DataFrame#

DataFrame

A Daft DataFrame is a table of data.

Note

Most DataFrame methods are lazy, meaning that they do not execute computation immediately when invoked. Instead, these operations are enqueued in the DataFrame’s internal query plan, and are only executed when Execution DataFrame methods are called.

Data Manipulation#

Selecting Columns#

DataFrame.__getitem__

Gets a column from the DataFrame as an Expression (df["mycol"])

Manipulating Columns#

DataFrame.select

Creates a new DataFrame from the provided expressions, similar to a SQL SELECT

DataFrame.with_column

Adds a column to the current DataFrame with an Expression, equivalent to a select with all current columns and the new one

DataFrame.exclude

Drops columns from the current DataFrame by name

DataFrame.explode

Explodes a List column, where every element in each row's List becomes its own row, and all other columns in the DataFrame are duplicated across rows

Filtering Rows#

DataFrame.distinct

Computes unique rows, dropping duplicates

DataFrame.where

Filters rows via a predicate expression, similar to SQL WHERE.

DataFrame.limit

Limits the rows in the DataFrame to the first N rows, similar to a SQL LIMIT

DataFrame.sample

Samples a fraction of rows from the DataFrame

Reordering#

DataFrame.sort

Sorts DataFrame globally

DataFrame.repartition

Repartitions DataFrame to num partitions

Combining#

DataFrame.join

Column-wise join of the current DataFrame with an other DataFrame, similar to a SQL JOIN

DataFrame.concat

Concatenates two DataFrames together in a "vertical" concatenation.

Aggregations#

DataFrame.groupby

Performs a GroupBy on the DataFrame for aggregation

DataFrame.sum

Performs a global sum on the DataFrame

DataFrame.mean

Performs a global mean on the DataFrame

DataFrame.count

Performs a global count on the DataFrame

DataFrame.min

Performs a global min on the DataFrame

DataFrame.max

Performs a global max on the DataFrame

DataFrame.agg

Perform aggregations on this DataFrame.

Execution#

Note

These methods will execute the operations in your DataFrame and are blocking.

Materialization#

DataFrame.collect

Executes the entire DataFrame and materializes the results

Visualization#

DataFrame.show

Executes enough of the DataFrame in order to display the first n rows

Writing Data#

DataFrame.write_parquet

Writes the DataFrame as parquet files, returning a new DataFrame with paths to the files that were written

DataFrame.write_csv

Writes the DataFrame as CSV files, returning a new DataFrame with paths to the files that were written

DataFrame.write_iceberg

Writes the DataFrame to an Iceberg Table, returning a new DataFrame with the operations that occurred.

Integrations#

DataFrame.to_arrow

Converts the current DataFrame to a pyarrow Table.

DataFrame.to_pandas

Converts the current DataFrame to a pandas DataFrame.

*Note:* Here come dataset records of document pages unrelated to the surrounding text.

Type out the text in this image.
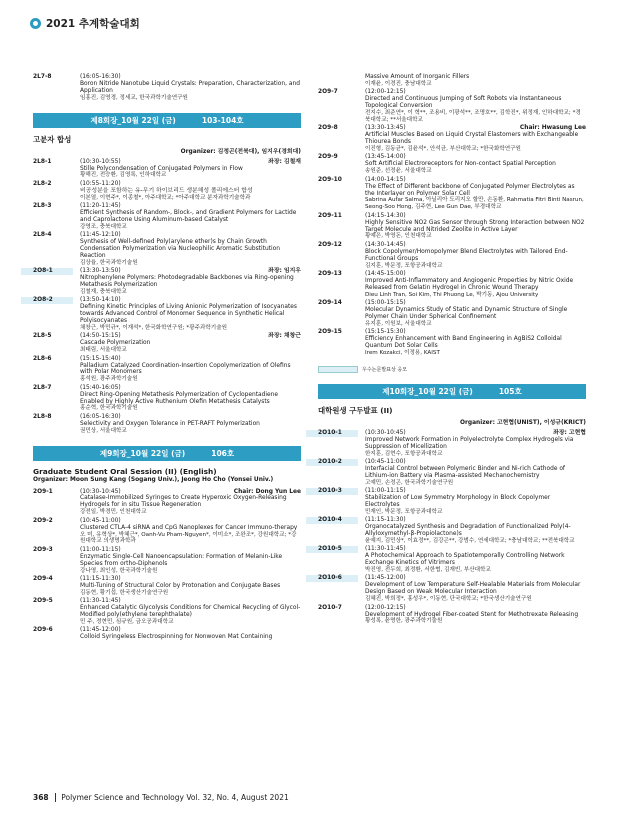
2021 추계학술대회
2L7-8	(16:05-16:30)
Boron Nitride Nanotube Liquid Crystals: Preparation, Characterization, and Application
임홍진, 김영경, 정세교, 한국과학기술연구원
제8회장_10월 22일 (금)	103-104호
고분자 합성
Organizer: 김정곤(전북대), 임지우(경희대)
2L8-1	(10:30-10:55)	좌장: 김철재
Stille Polycondensation of Conjugated Polymers in Flow
황해진, 전승환, 김영록, 인하대학교
2L8-2	(10:55-11:20)
비공성분을 포함하는 유-무기 하이브리드 생분해성 폴리에스터 합성
이본열, 이현주*, 이종철*, 아주대학교; *아주대학교 분자과학기술학과
2L8-3	(11:20-11:45)
Efficient Synthesis of Random-, Block-, and Gradient Polymers for Lactide and Caprolactone Using Aluminum-based Catalyst
강영조, 충북대학교
2L8-4	(11:45-12:10)
Synthesis of Well-defined Poly(arylene ether)s by Chain Growth Condensation Polymerization via Nucleophilic Aromatic Substitution Reaction
김상율, 한국과학기술원
2O8-1	(13:30-13:50)	좌장: 임지우
Nitrophenylene Polymers: Photodegradable Backbones via Ring-opening Metathesis Polymerization
김철재, 충북대학교
2O8-2	(13:50-14:10)
Defining Kinetic Principles of Living Anionic Polymerization of Isocyanates towards Advanced Control of Monomer Sequence in Synthetic Helical Polyisocyanates
채창근, 박민규*, 이재석*, 한국화학연구원; *광주과학기술원
2L8-5	(14:50-15:15)	좌장: 채창근
Cascade Polymerization
최태림, 서울대학교
2L8-6	(15:15-15:40)
Palladium Catalyzed Coordination-Insertion Copolymerization of Olefins with Polar Monomers
홍석원, 광주과학기술원
2L8-7	(15:40-16:05)
Direct Ring-Opening Metathesis Polymerization of Cyclopentadiene Enabled by Highly Active Ruthenium Olefin Metathesis Catalysts
홍순혁, 한국과학기술원
2L8-8	(16:05-16:30)
Selectivity and Oxygen Tolerance in PET-RAFT Polymerization
권민상, 서울대학교
제9회장_10월 22일 (금)	106호
Graduate Student Oral Session (II) (English)
Organizer: Moon Sung Kang (Sogang Univ.), Jeong Ho Cho (Yonsei Univ.)
2O9-1	(10:30-10:45)	Chair: Dong Yun Lee
Catalase-Immobilized Syringes to Create Hyperoxic Oxygen-Releasing Hydrogels for in situ Tissue Regeneration
강전일, 박경민, 인천대학교
2O9-2	(10:45-11:00)
Clustered CTLA-4 siRNA and CpG Nanoplexes for Cancer Immuno-therapy
오 미, 유혁상*, 박혜근*, Oanh-Vu Pham-Nguyen*, 이미소*, 조완조*, 강원대학교; *강원대학교 의생명과학과
2O9-3	(11:00-11:15)
Enzymatic Single-Cell Nanoencapsulation: Formation of Melanin-Like Species from ortho-Diphenols
강나영, 최인성, 한국과학기술원
2O9-4	(11:15-11:30)
Multi-Tuning of Structural Color by Protonation and Conjugate Bases
김동현, 황기섭, 한국생산기술연구원
2O9-5	(11:30-11:45)
Enhanced Catalytic Glycolysis Conditions for Chemical Recycling of Glycol-Modified poly(ethylene terephthalate)
민 주, 정현민, 심규원, 금오공과대학교
2O9-6	(11:45-12:00)
Colloid Syringeless Electrospinning for Nonwoven Mat Containing
Massive Amount of Inorganic Fillers
이재윤, 이경진, 충남대학교
2O9-7	(12:00-12:15)
Directed and Continuous Jumping of Soft Robots via Instantaneous Topological Conversion
전지수, 최준연*, 이 혁**, 조용비, 이광석**, 조명호**, 김학진*, 위정재, 인하대학교; *경북대학교; **서울대학교
2O9-8	(13:30-13:45)	Chair: Hwasung Lee
Artificial Muscles Based on Liquid Crystal Elastomers with Exchangeable Thiourea Bonds
이진형, 김동균*, 김윤석*, 안석균, 부산대학교; *한국화학연구원
2O9-9	(13:45-14:00)
Soft Artificial Electroreceptors for Non-contact Spatial Perception
송원준, 선정윤, 서울대학교
2O9-10	(14:00-14:15)
The Effect of Different backbone of Conjugated Polymer Electrolytes as the Interlayer on Polymer Solar Cell
Sabrina Aufar Salma, 아닐리아 도리지오 할만, 손동환, Rahmatia Fitri Binti Nasrun, Seong-Soo Hong, 김주현, Lee Gun Dae, 부경대학교
2O9-11	(14:15-14:30)
Highly Sensitive NO2 Gas Sensor through Strong Interaction between NO2 Target Molecule and Nitrided Zeolite in Active Layer
황예은, 박영돈, 인천대학교
2O9-12	(14:30-14:45)
Block Copolymer/Homopolymer Blend Electrolytes with Tailored End-Functional Groups
김지훈, 박문정, 포항공과대학교
2O9-13	(14:45-15:00)
Improved Anti-Inflammatory and Angiogenic Properties by Nitric Oxide Released from Gelatin Hydrogel in Chronic Wound Therapy
Dieu Linh Tran, Soi Kim, Thi Phuong Le, 박기동, Ajou University
2O9-14	(15:00-15:15)
Molecular Dynamics Study of Static and Dynamic Structure of Single Polymer Chain Under Spherical Confinement
유지훈, 이원보, 서울대학교
2O9-15	(15:15-15:30)
Efficiency Enhancement with Band Engineering in AgBiS2 Colloidal Quantum Dot Solar Cells
Irem Kozakci, 이정용, KAIST
우수논문발표상 응모
제10회장_10월 22일 (금)	105호
대학원생 구두발표 (II)
Organizer: 고현협(UNIST), 이성규(KRICT)
2O10-1	(10:30-10:45)	좌장: 고현협
Improved Network Formation in Polyelectrolyte Complex Hydrogels via Suppression of Micellization
한지훈, 김현수, 포항공과대학교
2O10-2	(10:45-11:00)
Interfacial Control between Polymeric Binder and Ni-rich Cathode of Lithium-ion Battery via Plasma-assisted Mechanochemistry
고예민, 손정곤, 한국과학기술연구원
2O10-3	(11:00-11:15)
Stabilization of Low Symmetry Morphology in Block Copolymer Electrolytes
민재인, 박문정, 포항공과대학교
2O10-4	(11:15-11:30)
Organocatalyzed Synthesis and Degradation of Functionalized Poly(4-Allyloxymethyl-β-Propiolactone)s
윤예지, 김민상*, 이효정**, 김강곤**, 강범수, 연세대학교; *충남대학교; **전북대학교
2O10-5	(11:30-11:45)
A Photochemical Approach to Spatiotemporally Controlling Network Exchange Kinetics of Vitrimers
박진영, 전두희, 최정환, 서한협, 김재빈, 부산대학교
2O10-6	(11:45-12:00)
Development of Low Temperature Self-Healable Materials from Molecular Design Based on Weak Molecular Interaction
김혜진, 박희정*, 홍성우*, 이동현, 단국대학교; *한국생산기술연구원
2O10-7	(12:00-12:15)
Development of Hydrogel Fiber-coated Stent for Methotrexate Releasing
황성록, 윤명한, 광주과학기술원
368 Polymer Science and Technology Vol. 32, No. 4, August 2021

DataFrame.to_torch_map_dataset

Convert the current DataFrame into a map-style Torch Dataset for use with PyTorch.

DataFrame.to_torch_iter_dataset

Convert the current DataFrame into a Torch IterableDataset for use with PyTorch.

DataFrame.to_ray_dataset

Converts the current DataFrame to a Ray Dataset which is useful for running distributed ML model training in Ray

DataFrame.to_dask_dataframe

Converts the current Daft DataFrame to a Dask DataFrame.

Schema and Lineage#

DataFrame.explain

Prints the (logical and physical) plans that will be executed to produce this DataFrame.

DataFrame.schema

Returns the Schema of the DataFrame, which provides information about each column

DataFrame.column_names

Returns column names of DataFrame as a list of strings.